The human body is a complex unity within the larger field of nature, a microcosm wherein the Elements and Powers of the universe were incorporated. In order to study its structure Leonardo dissected corpses and examined bones, joints, and muscles separately and in relation to one another, making drawings from many points of view and taking recourse to visual demonstration since an adequate description could not be given in words. According to him such visual demonstrations gave 'complete and accurate conceptions of the various shapes such as neither ancient nor modern writers have ever been able to give without an infinitely tedious and confused prolixity of writing and of time.' Moreover, there are not only the various points of view, the infinity of aspects to be considered, there are also the continuous successions of phases in movements. The circular movements of shoulder, arm, and hand, for instance, is suggestive of a pictorial continuity such as we may see on a strip of film.

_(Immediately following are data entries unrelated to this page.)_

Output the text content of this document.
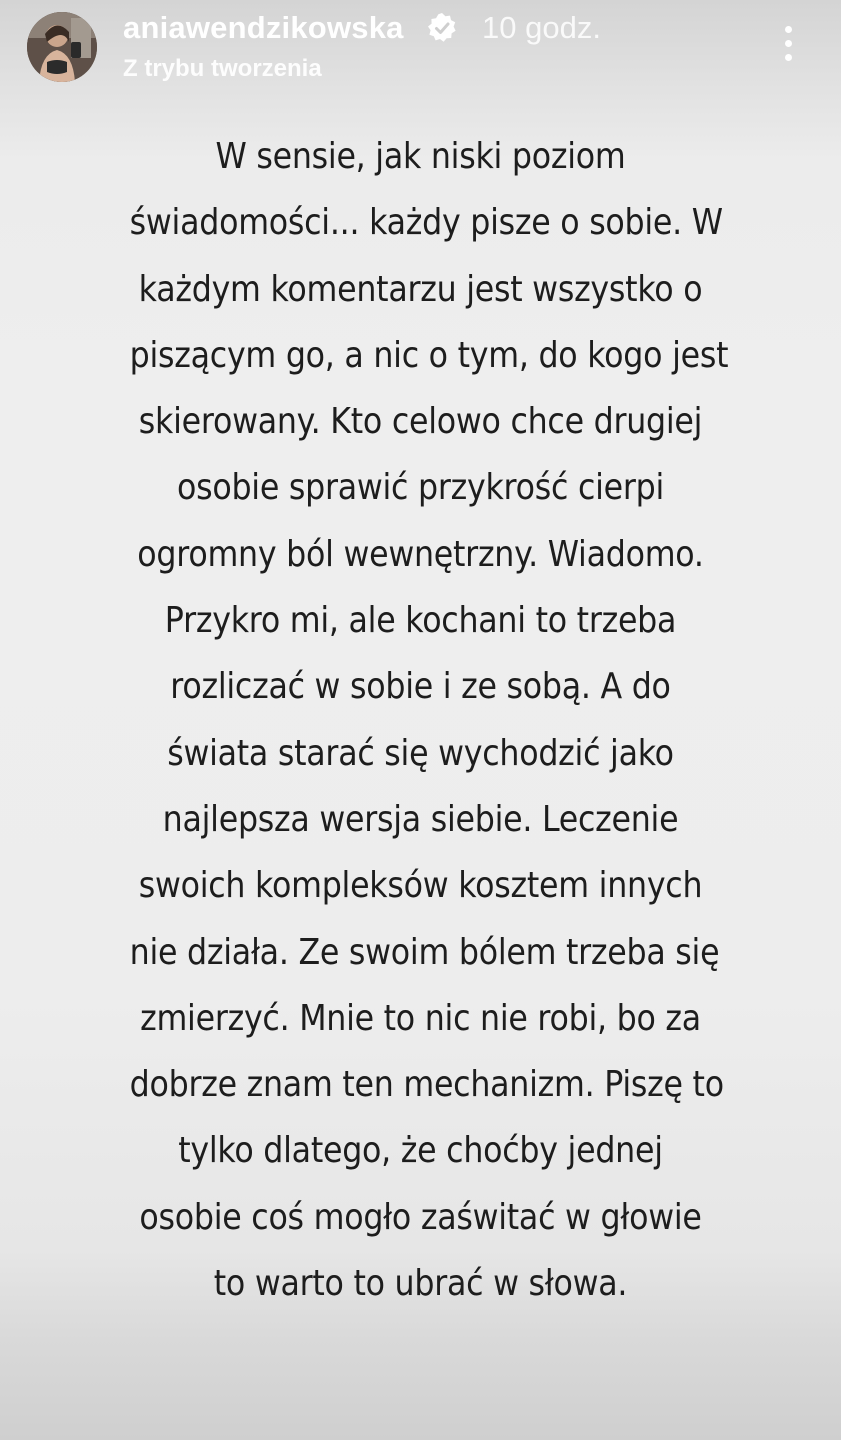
aniawendzikowska	10 godz.
Z trybu tworzenia

W sensie, jak niski poziom
świadomości... każdy pisze o sobie. W
każdym komentarzu jest wszystko o
piszącym go, a nic o tym, do kogo jest
skierowany. Kto celowo chce drugiej
osobie sprawić przykrość cierpi
ogromny ból wewnętrzny. Wiadomo.
Przykro mi, ale kochani to trzeba
rozliczać w sobie i ze sobą. A do
świata starać się wychodzić jako
najlepsza wersja siebie. Leczenie
swoich kompleksów kosztem innych
nie działa. Ze swoim bólem trzeba się
zmierzyć. Mnie to nic nie robi, bo za
dobrze znam ten mechanizm. Piszę to
tylko dlatego, że choćby jednej
osobie coś mogło zaświtać w głowie
to warto to ubrać w słowa.
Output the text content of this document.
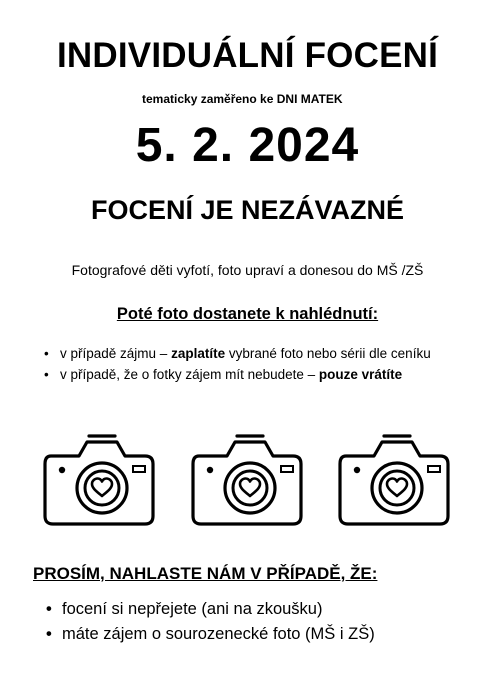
INDIVIDUÁLNÍ FOCENÍ
tematicky zaměřeno ke DNI MATEK
5. 2. 2024
FOCENÍ JE NEZÁVAZNÉ
Fotografové děti vyfotí, foto upraví a donesou do MŠ /ZŠ
Poté foto dostanete k nahlédnutí:
• v případě zájmu – zaplatíte vybrané foto nebo sérii dle ceníku
• v případě, že o fotky zájem mít nebudete – pouze vrátíte
PROSÍM, NAHLASTE NÁM V PŘÍPADĚ, ŽE:
• focení si nepřejete (ani na zkoušku)
• máte zájem o sourozenecké foto (MŠ i ZŠ)
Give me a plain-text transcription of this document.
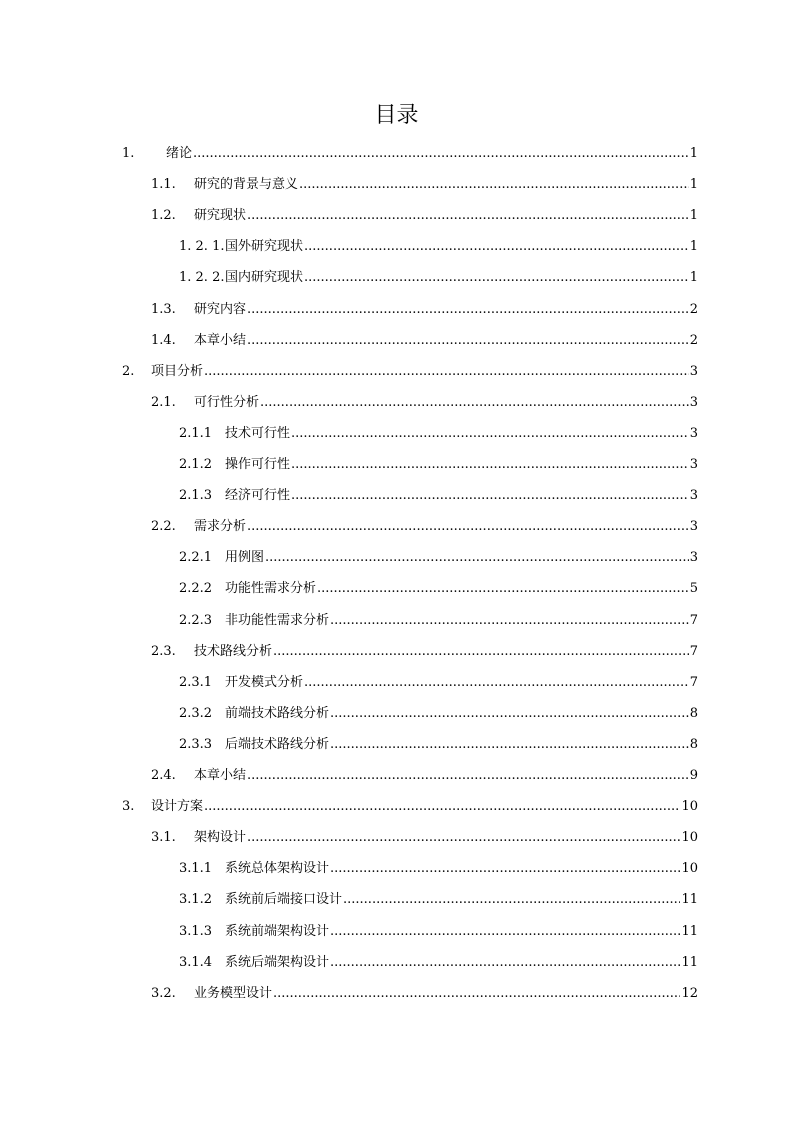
目录
1.	绪论 .....	1
1.1.	研究的背景与意义 .....	1
1.2.	研究现状 .....	1
1. 2. 1. 国外研究现状 .....	1
1. 2. 2. 国内研究现状 .....	1
1.3.	研究内容 .....	2
1.4.	本章小结 .....	2
2.	项目分析 .....	3
2.1.	可行性分析 .....	3
2.1.1 技术可行性 .....	3
2.1.2 操作可行性 .....	3
2.1.3 经济可行性 .....	3
2.2.	需求分析 .....	3
2.2.1 用例图 .....	3
2.2.2 功能性需求分析 .....	5
2.2.3 非功能性需求分析 .....	7
2.3.	技术路线分析 .....	7
2.3.1 开发模式分析 .....	7
2.3.2 前端技术路线分析 .....	8
2.3.3 后端技术路线分析 .....	8
2.4.	本章小结 .....	9
3.	设计方案 .....	10
3.1.	架构设计 .....	10
3.1.1 系统总体架构设计 .....	10
3.1.2 系统前后端接口设计 .....	11
3.1.3 系统前端架构设计 .....	11
3.1.4 系统后端架构设计 .....	11
3.2.	业务模型设计 .....	12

The study of structure included that of function, of the manner in which actions and gestures were performed, how the various muscles work together in bending and straightening the joints; how the weight of a body is supported and balanced. Leonardo looked upon anatomy with the eye of a mechanician. Each limb, each organ was believed to be designed and perfectly adapted to perform its special function. Thus the muscles of the tongue were made to produce innumerable sounds within the mouth enabling man to pronounce many languages. In his time divisions between the various branches of anatomy did not exist. He investigated problems of physiology and embryology, the systems of nerves and arteries. He anticipated the principle of blood circulation and prepared the ground for further analyses on many subjects.
You who say that it is better to watch an anatomical demonstration than to see these drawings, you would be right if it were possible to observe all the details shown in such drawings in a single figure, in which with all your cleverness you will not see or acquire knowledge of more than some few veins, while in order to obtain a true and complete knowledge of these, I have dissected more than ten human bodies, destroying all the various members and removing the minutest particles of the flesh which surrounded these veins, without causing any effusion of blood other than the imperceptible bleeding of the capillary veins. And as one single body did not suffice for so long a time, it was necessary to proceed by stages with so many bodies as would render my knowledge complete; this I repeated twice in order to discover the differences. And though you should have a love for such things you may perhaps be deterred by natural repugnance, and if this does not prevent you, you may perhaps be deterred by fear of passing the night hours in the company of these corpses, quartered and flayed and horrible to behold; and if this does not deter you, then perhaps you may lack the skill in drawing, essential for such representation; and if you had the skill in drawing, it may not be combined with a knowledge of perspective; and if it is so combined you may not understand the methods of geometrical demonstration and the method of estimating the forces and strength of muscles; or perhaps you may be wanting in patience so that you will not be diligent.
Concerning which things, whether or no they have all been found in me, the hundred and twenty books which I have composed will give verdict 'yes' or 'no.' In these I have not been hindered either by avarice or negligence, but only by want of time. Farewell.